Hasta donde yo sé, el arcoiris del humor se limita a tres colores: blanco, verde y negro. El humor blanco tiende a ser inocente y por ello se lo asocia -quizá erróneamente- con la infancia. El verde tiene más bien poco de inocente y un mucho de humor sexual, más adulto. Hablaré de Dany algún día. El humor negro es más escabroso, escatológico y controvertido. No suele gustar a la gente aunque algunos chistes de humor negro se cuelen de rondón, disfrazados de otra cosa. Por ejemplo, la revista alemana U-Comix tiene una sección llamada "Últimas palabras" (Letzte Wörte) en el interior de su contraportada y publicó el dibujo siguiente, cuyo autor es Harm Bengen y que yo me he permitido traducir. Ampliadlo pinchando sobre él para leer bien el texto.

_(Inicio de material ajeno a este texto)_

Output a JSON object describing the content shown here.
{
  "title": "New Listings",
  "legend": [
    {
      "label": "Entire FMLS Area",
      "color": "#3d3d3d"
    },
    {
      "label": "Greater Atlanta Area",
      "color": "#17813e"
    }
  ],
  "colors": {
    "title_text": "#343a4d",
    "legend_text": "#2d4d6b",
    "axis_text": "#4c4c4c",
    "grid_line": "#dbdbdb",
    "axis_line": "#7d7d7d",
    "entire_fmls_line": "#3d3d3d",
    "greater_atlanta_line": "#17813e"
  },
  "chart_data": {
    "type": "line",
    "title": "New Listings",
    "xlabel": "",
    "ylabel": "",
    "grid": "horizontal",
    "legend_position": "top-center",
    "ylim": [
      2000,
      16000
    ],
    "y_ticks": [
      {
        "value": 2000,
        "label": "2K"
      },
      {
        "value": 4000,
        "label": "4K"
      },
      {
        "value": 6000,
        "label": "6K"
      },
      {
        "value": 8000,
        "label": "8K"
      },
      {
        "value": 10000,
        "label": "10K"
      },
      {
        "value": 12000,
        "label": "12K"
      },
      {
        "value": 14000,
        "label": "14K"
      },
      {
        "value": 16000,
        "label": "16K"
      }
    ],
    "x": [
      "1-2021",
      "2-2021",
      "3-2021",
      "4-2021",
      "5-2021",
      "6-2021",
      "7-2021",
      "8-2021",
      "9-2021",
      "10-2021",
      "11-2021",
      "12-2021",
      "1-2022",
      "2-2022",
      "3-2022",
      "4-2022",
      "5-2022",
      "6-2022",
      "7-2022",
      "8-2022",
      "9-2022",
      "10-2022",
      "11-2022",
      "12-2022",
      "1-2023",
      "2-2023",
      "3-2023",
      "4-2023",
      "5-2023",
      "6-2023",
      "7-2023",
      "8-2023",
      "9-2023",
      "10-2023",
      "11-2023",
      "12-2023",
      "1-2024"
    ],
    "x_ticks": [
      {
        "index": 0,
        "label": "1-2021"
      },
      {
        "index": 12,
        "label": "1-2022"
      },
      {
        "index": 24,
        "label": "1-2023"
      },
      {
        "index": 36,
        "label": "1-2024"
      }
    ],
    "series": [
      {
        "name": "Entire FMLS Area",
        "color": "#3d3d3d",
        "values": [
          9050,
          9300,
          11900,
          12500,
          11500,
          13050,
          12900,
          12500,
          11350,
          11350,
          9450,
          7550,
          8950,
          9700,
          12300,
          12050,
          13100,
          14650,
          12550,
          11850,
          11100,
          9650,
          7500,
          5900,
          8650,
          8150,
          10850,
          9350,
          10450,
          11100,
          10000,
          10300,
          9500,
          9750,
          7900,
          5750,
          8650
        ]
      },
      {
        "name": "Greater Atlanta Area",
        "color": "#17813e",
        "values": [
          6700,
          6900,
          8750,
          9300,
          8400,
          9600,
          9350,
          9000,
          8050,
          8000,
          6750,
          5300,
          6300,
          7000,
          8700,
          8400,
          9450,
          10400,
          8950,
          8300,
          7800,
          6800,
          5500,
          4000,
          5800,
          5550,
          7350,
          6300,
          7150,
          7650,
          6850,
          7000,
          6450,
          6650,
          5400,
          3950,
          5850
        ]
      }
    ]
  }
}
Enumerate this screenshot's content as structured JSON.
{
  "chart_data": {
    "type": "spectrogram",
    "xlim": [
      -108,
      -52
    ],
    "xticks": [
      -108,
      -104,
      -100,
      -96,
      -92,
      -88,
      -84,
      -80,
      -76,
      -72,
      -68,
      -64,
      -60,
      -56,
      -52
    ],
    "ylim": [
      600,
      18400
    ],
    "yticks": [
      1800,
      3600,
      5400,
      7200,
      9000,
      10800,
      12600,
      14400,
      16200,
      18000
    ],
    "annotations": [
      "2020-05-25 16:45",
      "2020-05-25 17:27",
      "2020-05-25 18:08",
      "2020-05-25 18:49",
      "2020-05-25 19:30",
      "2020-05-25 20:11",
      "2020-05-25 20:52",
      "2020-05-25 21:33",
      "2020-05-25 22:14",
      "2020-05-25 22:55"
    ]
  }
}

Algo más radical es Russ Wallace, cuya serie Natural Selection está plagada de ataúdes, insectos, comentarios sangrientos y demás no apta para espíritus sensibles. A mí me hace reír.

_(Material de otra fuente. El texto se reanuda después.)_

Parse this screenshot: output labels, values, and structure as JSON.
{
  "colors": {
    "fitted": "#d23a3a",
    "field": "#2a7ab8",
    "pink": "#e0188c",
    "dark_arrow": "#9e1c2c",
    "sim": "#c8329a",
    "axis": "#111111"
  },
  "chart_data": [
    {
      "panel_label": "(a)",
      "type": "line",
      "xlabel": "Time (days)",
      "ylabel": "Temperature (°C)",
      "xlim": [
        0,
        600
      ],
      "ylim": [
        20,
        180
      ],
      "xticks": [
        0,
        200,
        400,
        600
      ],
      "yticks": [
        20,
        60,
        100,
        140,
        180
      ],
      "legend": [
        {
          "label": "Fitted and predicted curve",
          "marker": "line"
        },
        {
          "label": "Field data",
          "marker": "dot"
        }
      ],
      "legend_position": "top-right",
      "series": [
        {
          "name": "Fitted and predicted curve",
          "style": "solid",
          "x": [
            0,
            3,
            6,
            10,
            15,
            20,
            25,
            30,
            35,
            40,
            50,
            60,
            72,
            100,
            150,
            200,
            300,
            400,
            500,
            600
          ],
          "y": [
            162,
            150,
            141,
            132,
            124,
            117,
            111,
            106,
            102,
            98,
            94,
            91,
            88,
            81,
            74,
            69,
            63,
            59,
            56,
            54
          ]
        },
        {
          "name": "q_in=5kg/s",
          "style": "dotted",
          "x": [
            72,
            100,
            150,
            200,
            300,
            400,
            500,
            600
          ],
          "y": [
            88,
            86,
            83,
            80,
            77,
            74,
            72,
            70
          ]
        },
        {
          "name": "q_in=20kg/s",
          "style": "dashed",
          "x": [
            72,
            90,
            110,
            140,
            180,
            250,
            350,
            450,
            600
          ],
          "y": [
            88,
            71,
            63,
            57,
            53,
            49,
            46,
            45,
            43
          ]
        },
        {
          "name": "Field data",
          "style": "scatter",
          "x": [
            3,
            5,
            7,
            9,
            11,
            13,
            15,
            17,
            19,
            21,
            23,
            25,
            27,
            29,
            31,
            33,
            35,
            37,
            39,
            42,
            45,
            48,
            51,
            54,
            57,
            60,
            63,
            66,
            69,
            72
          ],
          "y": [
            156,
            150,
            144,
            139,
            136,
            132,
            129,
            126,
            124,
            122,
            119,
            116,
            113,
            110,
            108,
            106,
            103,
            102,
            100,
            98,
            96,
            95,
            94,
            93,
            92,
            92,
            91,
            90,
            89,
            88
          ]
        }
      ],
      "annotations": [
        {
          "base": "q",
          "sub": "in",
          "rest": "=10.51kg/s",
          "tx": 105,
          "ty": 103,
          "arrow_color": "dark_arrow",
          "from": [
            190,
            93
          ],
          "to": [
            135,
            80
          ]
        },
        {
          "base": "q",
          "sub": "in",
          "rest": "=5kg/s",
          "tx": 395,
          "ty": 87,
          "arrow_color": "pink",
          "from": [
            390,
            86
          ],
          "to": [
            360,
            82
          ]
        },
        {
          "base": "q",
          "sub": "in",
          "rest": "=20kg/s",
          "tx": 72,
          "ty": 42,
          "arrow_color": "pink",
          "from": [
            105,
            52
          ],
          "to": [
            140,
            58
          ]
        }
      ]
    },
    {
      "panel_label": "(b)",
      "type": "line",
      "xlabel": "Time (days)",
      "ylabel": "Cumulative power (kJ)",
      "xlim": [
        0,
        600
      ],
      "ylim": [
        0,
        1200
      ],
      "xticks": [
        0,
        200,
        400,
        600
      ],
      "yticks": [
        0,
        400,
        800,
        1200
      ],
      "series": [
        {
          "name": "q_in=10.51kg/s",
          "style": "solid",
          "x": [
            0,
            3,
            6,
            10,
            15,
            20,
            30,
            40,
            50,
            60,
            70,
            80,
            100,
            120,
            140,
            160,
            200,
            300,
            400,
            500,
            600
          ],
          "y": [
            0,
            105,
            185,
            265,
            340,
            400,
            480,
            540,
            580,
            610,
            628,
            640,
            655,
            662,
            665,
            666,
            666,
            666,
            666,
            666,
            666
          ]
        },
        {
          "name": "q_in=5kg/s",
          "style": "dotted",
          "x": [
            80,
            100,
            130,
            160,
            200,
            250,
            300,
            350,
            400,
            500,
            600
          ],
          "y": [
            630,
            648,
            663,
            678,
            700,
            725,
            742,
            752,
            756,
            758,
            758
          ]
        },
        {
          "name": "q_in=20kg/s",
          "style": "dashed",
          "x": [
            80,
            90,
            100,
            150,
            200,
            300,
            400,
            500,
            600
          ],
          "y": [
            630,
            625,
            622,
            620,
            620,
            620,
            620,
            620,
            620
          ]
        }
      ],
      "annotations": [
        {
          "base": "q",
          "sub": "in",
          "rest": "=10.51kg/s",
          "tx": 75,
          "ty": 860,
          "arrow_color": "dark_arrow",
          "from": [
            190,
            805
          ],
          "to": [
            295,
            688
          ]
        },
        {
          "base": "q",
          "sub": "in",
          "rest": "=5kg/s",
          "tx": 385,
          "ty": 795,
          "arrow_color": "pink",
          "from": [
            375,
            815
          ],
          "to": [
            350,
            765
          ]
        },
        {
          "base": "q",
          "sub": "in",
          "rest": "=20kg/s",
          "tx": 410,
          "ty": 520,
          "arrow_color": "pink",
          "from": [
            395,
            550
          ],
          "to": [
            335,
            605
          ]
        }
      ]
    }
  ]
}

Mis pinitos con el humor negro son antiguos. Hubo una época -allá por 1997- en la que me dió por ahí, tras leer las Historias Negras de Franquín. Me sorprendieron porque los trabajos que conocía de éste belga eran de humor blanco, casi níveo: es el creador del Marsupilami, un personaje de la serie Spirou y Fantasio. Un poco más sarcástico es el humor de Tomás Elgafe, otro de sus personajes. Pero entonces sorprendió a propios y extraños con un tebeo con siluetas en negro, abordando los temas clásicos del humor negro: muertes, mutilaciones, cadáveres, accidentes. En la misma línea es el álbum Unsere schöne neue Welt del alemán Nihat Kesen. El dibujo y los temas se inspiran en dichas Ideas Negras. De hecho, compré el álbum casi convencido que era de Franquín.

Los dibujos mostrados tocan el humor negro y mis experimentos con los lavados de tinta.